Каждый человек дороже всего на свете для Бога
И я сразу вспомнил тоже, конечно, Великий Новгород, почему-то я люблю очень этот город, и там так же: ветерок мог подуть и свеча погаснуть, и так же какой-нибудь древний отрок зажигал своей свечкой у Архиепископа Новгородского погасшую свечу… Какое единство, какая красота, какая сила, какое чудо на земле есть Церковь наша Божия, которая постепенно-постепенно, потихонечку убирает из нашей головы наши грешные мысли. И, по апостолу Павлу, она дает нам ум Христов. Не то, что мы, как Христос, но чтобы мы только хоть немножко поняли, что Господь о нас задумал, хоть немножко, чтобы почувствовали, и чтобы не тыкали пальцем в инокиню Кассию, а пожалели бы её и поняли: маленькая девочка имеет право на некоторое вот такое отношение. И Церковь всех объединяет вместе, и никто не обижается, а все вместе поют и радуются.
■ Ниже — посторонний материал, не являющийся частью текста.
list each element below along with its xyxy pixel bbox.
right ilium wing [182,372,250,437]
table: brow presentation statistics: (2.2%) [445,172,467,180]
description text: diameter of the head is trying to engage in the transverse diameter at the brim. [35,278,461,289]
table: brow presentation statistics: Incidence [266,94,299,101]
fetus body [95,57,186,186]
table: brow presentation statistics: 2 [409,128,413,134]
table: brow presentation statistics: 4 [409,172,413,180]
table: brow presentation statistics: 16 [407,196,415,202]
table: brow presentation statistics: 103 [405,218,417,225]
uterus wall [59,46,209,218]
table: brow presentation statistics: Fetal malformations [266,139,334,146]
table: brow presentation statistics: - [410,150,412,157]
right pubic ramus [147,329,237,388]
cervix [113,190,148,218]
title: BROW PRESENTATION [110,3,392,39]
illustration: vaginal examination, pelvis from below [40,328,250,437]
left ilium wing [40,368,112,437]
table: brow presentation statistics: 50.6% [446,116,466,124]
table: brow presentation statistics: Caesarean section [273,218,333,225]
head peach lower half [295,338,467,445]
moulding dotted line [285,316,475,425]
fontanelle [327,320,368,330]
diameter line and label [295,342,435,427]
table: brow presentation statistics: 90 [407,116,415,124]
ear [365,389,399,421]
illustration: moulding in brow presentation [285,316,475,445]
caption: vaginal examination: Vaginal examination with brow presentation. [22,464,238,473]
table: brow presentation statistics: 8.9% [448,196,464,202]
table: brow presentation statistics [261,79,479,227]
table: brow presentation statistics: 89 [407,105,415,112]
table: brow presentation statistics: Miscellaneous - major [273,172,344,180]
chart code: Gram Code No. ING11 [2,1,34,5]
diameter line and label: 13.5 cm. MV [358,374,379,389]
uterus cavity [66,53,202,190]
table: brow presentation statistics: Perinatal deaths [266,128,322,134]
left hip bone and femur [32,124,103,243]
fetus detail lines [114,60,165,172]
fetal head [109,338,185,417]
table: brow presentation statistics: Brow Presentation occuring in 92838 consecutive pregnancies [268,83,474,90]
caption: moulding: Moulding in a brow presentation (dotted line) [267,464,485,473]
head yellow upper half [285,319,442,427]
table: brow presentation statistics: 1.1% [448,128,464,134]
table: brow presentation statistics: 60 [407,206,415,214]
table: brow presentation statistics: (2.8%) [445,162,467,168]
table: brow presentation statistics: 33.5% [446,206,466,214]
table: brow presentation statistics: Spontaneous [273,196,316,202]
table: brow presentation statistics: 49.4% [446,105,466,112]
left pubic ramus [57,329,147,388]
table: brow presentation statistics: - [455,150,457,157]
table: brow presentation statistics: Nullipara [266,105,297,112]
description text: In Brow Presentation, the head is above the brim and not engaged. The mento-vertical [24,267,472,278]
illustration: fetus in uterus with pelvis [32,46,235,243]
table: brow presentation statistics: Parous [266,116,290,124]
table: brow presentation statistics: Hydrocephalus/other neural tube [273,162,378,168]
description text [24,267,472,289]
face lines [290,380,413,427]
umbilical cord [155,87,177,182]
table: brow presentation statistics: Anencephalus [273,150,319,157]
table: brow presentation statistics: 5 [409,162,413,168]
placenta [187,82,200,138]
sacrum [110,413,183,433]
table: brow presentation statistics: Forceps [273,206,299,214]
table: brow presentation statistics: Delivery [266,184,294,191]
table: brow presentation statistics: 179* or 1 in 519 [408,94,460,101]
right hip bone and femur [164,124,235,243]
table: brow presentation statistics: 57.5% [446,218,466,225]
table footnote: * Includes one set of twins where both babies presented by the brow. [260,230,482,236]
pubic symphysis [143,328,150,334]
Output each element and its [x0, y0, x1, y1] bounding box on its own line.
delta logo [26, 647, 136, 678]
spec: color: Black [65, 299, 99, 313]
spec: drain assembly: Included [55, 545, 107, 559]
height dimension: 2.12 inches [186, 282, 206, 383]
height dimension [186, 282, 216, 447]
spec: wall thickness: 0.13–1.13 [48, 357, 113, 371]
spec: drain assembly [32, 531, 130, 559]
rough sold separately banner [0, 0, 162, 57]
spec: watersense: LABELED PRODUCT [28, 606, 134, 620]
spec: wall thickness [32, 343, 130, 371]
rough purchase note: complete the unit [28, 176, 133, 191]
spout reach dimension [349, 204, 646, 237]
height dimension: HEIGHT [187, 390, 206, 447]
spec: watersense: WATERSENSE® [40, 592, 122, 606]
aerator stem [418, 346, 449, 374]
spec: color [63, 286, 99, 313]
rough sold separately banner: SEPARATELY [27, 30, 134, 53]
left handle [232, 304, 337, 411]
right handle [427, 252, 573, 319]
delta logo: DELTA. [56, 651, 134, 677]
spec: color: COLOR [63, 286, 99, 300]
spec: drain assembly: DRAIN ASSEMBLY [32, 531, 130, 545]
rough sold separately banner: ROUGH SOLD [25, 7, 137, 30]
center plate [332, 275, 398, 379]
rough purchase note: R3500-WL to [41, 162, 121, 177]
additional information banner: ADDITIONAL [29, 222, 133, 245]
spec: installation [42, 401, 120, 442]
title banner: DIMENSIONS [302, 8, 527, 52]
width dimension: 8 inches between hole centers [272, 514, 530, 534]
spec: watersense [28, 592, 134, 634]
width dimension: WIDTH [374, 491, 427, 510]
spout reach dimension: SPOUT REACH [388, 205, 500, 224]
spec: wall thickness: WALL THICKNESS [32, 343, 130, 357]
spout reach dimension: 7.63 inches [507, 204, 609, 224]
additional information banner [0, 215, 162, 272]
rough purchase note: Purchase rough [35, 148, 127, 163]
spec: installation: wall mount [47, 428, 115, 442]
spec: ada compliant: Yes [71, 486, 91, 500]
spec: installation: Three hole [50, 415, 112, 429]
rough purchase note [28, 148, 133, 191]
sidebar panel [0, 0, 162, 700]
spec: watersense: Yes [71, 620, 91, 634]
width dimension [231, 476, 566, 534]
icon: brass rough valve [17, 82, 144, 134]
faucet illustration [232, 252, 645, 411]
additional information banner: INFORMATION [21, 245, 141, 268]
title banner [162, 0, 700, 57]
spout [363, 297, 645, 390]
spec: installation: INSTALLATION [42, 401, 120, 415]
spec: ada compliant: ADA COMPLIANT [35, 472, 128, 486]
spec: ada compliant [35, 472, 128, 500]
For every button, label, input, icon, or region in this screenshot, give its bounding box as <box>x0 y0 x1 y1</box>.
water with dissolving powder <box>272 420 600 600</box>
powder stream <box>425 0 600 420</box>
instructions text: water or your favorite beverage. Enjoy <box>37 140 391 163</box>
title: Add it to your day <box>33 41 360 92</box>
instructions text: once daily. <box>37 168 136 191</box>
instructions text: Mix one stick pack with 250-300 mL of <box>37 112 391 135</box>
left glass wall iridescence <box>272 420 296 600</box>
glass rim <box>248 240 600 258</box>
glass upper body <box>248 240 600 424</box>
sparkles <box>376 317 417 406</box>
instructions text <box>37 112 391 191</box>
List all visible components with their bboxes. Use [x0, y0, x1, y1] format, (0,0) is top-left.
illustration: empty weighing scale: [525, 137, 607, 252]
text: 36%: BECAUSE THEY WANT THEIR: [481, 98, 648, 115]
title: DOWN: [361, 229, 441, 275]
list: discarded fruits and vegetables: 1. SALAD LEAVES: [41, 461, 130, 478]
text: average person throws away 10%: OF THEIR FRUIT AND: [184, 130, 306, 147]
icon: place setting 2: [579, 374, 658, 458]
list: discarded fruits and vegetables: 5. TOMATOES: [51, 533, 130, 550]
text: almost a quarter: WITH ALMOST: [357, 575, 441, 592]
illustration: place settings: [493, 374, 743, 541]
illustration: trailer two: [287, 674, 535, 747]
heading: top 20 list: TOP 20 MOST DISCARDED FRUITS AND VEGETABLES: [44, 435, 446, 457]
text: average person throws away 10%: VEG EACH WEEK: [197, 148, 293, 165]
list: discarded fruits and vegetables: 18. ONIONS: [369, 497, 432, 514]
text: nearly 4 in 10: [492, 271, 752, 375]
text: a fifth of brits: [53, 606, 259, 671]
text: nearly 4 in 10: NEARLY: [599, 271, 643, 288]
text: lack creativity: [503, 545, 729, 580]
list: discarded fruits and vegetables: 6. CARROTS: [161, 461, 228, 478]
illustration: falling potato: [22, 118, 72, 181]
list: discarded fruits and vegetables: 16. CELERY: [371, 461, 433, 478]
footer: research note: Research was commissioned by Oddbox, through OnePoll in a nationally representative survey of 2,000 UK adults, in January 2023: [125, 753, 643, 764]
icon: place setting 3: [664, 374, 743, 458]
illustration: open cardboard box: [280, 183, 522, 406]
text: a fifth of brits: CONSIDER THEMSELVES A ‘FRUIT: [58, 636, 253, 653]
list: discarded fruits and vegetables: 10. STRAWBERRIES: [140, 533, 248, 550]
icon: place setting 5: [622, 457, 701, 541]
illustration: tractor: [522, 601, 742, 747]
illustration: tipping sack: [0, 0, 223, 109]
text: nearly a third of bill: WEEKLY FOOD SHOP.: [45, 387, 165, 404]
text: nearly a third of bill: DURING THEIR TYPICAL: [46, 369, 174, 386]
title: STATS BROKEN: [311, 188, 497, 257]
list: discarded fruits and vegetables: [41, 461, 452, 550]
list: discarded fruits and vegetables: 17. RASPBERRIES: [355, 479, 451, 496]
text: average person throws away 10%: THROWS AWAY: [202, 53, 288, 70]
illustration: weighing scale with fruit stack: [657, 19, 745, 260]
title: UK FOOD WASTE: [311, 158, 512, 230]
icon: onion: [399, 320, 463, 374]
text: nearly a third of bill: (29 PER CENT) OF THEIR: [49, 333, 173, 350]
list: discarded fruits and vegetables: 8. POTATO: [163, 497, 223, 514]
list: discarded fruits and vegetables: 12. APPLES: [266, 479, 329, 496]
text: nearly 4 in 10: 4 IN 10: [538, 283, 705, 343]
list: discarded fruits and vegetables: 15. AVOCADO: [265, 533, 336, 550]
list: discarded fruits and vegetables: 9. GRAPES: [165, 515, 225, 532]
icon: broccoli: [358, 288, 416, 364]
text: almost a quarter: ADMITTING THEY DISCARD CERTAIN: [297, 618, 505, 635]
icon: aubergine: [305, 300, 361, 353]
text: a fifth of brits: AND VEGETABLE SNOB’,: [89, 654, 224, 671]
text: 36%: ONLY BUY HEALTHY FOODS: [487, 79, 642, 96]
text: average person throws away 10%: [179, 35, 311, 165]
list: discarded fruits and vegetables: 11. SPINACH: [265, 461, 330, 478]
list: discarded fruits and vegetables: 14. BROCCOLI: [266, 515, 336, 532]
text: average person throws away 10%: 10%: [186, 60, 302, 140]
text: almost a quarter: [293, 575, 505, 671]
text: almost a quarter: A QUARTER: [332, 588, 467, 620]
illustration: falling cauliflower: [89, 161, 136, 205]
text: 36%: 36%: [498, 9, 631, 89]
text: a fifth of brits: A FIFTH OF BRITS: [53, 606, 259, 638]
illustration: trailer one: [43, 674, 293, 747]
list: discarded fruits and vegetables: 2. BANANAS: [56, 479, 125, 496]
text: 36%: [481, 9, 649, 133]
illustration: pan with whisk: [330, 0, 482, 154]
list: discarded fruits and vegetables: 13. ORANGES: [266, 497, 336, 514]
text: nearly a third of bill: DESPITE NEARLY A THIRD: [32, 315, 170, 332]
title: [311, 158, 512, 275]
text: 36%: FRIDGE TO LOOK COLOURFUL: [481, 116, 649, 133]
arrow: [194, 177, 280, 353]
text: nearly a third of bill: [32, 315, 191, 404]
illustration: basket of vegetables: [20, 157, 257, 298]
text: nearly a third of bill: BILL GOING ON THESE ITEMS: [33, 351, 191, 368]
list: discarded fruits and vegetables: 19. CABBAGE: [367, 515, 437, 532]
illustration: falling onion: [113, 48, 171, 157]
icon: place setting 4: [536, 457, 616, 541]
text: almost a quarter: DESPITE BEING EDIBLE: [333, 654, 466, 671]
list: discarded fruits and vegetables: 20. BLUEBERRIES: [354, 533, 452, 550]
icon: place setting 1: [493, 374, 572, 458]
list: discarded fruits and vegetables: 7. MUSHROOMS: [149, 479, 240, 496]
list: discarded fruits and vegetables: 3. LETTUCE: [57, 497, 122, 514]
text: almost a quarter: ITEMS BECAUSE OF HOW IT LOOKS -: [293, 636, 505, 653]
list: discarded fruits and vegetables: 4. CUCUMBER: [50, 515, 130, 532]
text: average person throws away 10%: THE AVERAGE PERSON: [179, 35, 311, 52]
Поют пасхальные песнопения, и каждый человек дороже всего на свете для Бога.
Храни вас Господь! Встречайте Страстную седмицу и Пасху с миром, с радостью и с благополучием, и молитесь друг за друга. Обо мне помолитесь, чтобы я прошел все эти испытания и всё еще какое-то время с вами послужил. Храни вас Господь! На этом мы заканчиваем.
По материалам аудиодиска «Богослужения Великого Поста. Беседы Протоиерея Сергия Правдолюбова».